- Directed by: Edwin S. Porter and George S. Fleming
- Produced by: Edison Studios
- Cinematography: Edwin S. Porter
- Release date: May 15, 1901;
- Running time: 2 minutes
- Country: United States
- Languages: Silent film English

= Another Job for the Undertaker =

Another Job for the Undertaker is a 1901 silent comic trick film made at Edison's recently opened studio at 41 East 21st Street in Manhattan. It was photographed by Edwin S. Porter and co-directed by Porter and George S. Fleming. The two-shot film was copyrighted on May 15, 1901 and is approximately two minutes in length.
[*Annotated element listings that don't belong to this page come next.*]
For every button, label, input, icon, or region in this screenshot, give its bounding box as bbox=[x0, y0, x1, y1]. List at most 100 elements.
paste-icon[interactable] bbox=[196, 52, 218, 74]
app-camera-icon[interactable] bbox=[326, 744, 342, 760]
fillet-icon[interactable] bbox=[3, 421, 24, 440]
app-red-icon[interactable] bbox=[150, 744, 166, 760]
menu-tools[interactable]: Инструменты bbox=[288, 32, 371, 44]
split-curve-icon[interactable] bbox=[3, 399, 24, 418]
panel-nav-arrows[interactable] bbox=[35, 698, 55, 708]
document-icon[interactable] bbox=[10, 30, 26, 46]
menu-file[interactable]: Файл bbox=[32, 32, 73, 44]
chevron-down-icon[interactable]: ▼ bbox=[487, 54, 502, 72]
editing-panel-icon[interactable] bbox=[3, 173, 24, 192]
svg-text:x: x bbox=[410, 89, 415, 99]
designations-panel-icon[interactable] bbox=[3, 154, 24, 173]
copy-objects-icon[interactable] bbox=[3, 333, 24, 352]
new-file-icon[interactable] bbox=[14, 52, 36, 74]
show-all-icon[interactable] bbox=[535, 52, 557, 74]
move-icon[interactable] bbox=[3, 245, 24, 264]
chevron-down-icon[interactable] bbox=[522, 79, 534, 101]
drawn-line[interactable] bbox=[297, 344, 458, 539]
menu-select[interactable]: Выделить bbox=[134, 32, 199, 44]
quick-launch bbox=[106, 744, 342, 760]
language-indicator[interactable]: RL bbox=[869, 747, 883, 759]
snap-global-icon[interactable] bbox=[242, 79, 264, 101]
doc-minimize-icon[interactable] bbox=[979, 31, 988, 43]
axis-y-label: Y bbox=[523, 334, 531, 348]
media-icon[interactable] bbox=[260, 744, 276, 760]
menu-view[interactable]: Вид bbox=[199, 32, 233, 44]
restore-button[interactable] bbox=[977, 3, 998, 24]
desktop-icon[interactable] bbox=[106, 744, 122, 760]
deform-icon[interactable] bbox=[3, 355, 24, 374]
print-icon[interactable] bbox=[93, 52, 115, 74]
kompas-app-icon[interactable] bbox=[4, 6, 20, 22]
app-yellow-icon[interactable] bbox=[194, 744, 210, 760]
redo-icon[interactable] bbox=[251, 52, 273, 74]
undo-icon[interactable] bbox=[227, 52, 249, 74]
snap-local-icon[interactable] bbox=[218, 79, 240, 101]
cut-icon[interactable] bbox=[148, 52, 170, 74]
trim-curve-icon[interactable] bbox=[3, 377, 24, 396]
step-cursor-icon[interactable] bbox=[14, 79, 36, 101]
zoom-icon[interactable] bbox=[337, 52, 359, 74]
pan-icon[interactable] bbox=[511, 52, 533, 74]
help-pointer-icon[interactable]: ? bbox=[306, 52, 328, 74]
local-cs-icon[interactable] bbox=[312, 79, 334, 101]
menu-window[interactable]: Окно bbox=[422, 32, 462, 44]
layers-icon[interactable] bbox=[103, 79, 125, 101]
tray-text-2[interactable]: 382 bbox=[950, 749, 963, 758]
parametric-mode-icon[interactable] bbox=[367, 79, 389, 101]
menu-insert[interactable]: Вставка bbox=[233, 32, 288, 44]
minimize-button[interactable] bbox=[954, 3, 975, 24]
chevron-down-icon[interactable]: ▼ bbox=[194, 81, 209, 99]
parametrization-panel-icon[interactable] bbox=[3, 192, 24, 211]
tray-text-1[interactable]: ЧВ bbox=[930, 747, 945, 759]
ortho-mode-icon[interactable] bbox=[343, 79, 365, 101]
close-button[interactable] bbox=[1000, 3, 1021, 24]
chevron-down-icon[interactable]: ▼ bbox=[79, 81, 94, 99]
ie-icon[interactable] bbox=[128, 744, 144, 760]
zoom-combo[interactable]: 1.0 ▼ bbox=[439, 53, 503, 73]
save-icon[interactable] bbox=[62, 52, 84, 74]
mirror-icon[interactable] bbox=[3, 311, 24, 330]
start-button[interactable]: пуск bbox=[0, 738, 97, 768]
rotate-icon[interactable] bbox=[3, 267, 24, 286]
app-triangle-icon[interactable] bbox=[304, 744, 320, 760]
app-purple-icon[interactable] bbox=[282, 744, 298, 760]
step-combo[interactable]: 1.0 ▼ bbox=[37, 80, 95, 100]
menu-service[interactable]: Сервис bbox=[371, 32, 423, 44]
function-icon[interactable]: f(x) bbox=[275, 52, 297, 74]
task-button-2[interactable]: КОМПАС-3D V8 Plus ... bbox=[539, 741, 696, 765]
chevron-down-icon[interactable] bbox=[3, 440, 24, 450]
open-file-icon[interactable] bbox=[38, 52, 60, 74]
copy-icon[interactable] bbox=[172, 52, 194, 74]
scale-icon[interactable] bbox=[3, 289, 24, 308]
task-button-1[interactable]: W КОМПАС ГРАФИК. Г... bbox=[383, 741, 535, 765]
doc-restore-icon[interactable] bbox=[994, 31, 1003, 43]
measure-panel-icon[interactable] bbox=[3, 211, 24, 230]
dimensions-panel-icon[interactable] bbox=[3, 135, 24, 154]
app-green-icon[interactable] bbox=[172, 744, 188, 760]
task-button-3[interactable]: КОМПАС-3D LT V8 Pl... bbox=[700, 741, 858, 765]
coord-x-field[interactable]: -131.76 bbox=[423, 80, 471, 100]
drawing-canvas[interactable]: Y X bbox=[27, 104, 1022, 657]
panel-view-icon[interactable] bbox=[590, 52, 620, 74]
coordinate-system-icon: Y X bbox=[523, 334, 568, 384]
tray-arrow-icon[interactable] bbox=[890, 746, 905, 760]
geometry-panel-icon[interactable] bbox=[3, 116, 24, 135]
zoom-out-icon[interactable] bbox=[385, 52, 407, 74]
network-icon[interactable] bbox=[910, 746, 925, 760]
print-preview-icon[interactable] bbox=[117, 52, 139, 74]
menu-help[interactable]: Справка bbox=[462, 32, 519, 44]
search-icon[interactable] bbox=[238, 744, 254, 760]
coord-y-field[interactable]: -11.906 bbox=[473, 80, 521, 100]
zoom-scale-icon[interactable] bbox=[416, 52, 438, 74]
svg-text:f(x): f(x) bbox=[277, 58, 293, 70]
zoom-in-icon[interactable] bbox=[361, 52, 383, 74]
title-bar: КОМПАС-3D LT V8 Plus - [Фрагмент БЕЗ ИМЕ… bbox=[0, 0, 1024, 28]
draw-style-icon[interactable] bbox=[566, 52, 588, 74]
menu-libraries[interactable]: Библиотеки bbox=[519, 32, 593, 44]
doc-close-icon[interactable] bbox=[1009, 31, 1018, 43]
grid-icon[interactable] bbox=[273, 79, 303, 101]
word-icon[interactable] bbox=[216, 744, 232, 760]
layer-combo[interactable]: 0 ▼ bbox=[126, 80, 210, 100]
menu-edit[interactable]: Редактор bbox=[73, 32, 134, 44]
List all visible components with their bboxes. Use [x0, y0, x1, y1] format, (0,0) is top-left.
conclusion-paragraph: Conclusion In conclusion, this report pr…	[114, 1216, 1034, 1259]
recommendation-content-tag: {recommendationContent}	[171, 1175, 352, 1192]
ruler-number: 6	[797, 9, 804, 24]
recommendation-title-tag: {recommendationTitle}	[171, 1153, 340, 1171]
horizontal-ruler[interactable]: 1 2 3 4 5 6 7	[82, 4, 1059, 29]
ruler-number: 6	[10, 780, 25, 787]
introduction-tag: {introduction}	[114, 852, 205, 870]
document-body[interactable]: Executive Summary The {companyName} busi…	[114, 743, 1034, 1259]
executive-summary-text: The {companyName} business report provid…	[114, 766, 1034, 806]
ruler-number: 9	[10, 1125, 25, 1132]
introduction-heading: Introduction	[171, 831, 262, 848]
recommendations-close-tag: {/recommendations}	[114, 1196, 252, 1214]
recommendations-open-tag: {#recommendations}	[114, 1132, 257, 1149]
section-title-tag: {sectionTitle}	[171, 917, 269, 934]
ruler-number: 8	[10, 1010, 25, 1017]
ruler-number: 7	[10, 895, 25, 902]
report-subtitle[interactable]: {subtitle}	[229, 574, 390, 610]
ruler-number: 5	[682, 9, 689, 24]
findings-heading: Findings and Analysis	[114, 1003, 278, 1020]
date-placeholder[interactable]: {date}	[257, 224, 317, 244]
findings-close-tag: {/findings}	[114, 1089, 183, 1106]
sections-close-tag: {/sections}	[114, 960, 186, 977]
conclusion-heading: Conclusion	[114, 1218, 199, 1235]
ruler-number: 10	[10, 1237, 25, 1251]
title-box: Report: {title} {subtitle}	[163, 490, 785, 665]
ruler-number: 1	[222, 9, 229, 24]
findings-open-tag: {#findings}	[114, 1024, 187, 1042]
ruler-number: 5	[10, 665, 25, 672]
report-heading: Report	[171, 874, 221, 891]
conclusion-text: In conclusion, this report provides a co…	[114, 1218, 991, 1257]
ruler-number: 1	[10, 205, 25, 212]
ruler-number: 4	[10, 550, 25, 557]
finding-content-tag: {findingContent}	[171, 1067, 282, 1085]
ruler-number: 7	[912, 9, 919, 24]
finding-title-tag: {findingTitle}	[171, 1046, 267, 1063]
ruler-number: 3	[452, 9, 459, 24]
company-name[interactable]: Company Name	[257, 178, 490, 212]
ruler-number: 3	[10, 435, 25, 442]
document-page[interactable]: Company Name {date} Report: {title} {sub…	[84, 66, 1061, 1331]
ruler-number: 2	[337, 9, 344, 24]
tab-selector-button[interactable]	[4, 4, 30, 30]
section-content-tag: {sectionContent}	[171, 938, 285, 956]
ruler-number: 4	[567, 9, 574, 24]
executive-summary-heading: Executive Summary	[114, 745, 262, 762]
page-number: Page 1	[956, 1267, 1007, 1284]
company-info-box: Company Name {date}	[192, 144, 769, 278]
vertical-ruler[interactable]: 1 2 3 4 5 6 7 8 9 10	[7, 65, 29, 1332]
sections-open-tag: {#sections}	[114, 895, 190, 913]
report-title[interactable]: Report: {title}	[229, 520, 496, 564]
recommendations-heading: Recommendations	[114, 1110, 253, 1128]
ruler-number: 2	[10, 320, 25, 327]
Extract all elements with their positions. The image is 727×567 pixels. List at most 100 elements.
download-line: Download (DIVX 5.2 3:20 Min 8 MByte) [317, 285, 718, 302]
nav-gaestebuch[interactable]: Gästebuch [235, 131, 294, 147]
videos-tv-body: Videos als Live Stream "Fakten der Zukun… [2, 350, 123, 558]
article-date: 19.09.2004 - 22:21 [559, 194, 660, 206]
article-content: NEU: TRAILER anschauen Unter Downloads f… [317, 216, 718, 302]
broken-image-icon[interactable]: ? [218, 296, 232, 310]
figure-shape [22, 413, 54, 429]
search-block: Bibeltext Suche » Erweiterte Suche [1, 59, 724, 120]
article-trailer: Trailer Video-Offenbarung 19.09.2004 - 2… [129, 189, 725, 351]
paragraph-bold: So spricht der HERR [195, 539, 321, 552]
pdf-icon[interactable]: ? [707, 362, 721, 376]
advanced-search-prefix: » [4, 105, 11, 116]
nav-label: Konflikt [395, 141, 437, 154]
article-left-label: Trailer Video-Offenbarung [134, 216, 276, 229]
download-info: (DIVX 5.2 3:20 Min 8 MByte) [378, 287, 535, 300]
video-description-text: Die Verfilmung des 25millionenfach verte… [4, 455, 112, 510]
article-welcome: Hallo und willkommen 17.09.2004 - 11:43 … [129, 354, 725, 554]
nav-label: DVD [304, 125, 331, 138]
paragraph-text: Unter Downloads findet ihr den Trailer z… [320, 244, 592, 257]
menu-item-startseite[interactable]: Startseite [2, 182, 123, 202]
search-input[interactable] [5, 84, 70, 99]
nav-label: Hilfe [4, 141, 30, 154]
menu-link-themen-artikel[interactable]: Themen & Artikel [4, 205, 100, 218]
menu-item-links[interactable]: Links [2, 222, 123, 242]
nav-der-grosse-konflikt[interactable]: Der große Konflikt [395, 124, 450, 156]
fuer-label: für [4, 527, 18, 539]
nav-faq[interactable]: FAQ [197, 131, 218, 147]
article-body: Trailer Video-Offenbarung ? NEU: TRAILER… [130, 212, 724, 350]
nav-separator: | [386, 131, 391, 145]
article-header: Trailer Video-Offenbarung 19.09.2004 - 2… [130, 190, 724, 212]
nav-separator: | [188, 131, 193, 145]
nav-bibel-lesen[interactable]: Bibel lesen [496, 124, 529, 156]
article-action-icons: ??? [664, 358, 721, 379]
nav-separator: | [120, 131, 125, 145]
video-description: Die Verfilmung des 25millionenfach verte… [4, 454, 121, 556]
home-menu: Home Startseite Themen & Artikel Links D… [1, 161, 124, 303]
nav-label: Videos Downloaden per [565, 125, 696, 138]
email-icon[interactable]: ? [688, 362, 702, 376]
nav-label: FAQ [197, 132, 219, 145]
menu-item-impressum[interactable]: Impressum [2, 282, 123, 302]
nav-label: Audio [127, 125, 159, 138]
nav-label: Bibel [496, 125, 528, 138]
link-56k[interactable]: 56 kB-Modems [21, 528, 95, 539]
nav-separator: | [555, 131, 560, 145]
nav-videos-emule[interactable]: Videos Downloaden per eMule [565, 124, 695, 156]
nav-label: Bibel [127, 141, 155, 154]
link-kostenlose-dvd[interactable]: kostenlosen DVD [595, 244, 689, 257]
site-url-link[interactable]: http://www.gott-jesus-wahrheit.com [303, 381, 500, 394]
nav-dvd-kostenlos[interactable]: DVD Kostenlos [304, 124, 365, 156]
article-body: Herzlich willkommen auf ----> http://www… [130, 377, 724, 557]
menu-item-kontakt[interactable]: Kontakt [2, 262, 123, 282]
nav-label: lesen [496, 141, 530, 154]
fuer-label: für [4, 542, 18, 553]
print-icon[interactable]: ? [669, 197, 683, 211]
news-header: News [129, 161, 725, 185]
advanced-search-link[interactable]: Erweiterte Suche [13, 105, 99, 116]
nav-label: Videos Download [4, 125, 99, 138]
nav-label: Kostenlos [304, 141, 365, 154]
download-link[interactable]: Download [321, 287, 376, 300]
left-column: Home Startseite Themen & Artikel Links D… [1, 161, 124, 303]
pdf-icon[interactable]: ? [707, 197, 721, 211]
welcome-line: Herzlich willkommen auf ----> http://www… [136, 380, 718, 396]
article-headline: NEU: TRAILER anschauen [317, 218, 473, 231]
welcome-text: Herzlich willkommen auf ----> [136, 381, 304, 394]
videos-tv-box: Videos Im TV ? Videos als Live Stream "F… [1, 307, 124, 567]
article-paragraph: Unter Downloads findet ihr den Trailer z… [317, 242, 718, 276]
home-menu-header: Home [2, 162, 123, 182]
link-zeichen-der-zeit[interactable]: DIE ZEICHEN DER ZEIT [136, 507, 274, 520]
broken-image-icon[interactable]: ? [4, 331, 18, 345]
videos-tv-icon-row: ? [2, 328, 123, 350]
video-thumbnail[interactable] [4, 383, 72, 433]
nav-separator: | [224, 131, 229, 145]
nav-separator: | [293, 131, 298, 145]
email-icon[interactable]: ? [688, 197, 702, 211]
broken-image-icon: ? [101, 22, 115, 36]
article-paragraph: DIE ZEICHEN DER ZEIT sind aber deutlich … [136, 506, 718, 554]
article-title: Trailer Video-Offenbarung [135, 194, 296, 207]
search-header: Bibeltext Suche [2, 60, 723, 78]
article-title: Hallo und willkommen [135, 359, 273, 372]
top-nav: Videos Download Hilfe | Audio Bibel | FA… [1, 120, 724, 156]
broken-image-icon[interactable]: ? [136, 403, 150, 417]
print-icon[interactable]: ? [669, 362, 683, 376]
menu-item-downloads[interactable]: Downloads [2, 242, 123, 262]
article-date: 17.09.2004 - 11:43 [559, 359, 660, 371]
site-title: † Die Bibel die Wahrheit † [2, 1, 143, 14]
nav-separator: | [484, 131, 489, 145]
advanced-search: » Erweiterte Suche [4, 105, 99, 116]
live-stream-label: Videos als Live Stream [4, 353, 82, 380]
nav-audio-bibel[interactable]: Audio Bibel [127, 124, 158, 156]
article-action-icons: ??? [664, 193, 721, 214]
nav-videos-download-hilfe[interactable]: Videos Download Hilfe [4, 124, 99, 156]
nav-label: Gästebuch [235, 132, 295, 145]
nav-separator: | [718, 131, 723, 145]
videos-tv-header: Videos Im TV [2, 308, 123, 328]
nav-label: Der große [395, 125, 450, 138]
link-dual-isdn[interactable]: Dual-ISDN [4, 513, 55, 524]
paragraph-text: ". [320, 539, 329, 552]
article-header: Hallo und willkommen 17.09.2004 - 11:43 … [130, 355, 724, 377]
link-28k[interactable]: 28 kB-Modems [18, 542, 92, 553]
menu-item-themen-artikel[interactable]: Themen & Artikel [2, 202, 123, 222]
It lacks a head title, which would have been supplied by projecting a separate lantern slide before screening the film.

==Plot==
An Edison catalog describes the film:

Shows a bedroom in a hotel. On the wall of the room is a conspicuous sign "Don't blow out the gas." A hayseed enters the room, accompanied by a bellboy. The boy deposits the Rube's bag and umbrella, turns a somersault, and vanishes through the door. The Rube then removes his hat and coat and places them upon the table. They immediately vanish. He then blows out the gas. The scene then instantly changes to a funeral procession, headed by Reuben's hearse, and followed by the carriages of his country friends. Strictly up-to-date picture.

==In popular culture==
Reuben or Rube (like Uncle Josh) was a stereotypical country bumpkin: a comic character who flourished in American popular culture in the later nineteenth and early twentieth centuries. He is perplexed by modernity. In this case, he treats a gas lamp like a candle, blowing out the flame which leads to his asphyxiation and death. Other Edison films from this period feature Rube, including Rubes in the Theatre (1901) and Rube and Mandy at Coney Island (1903).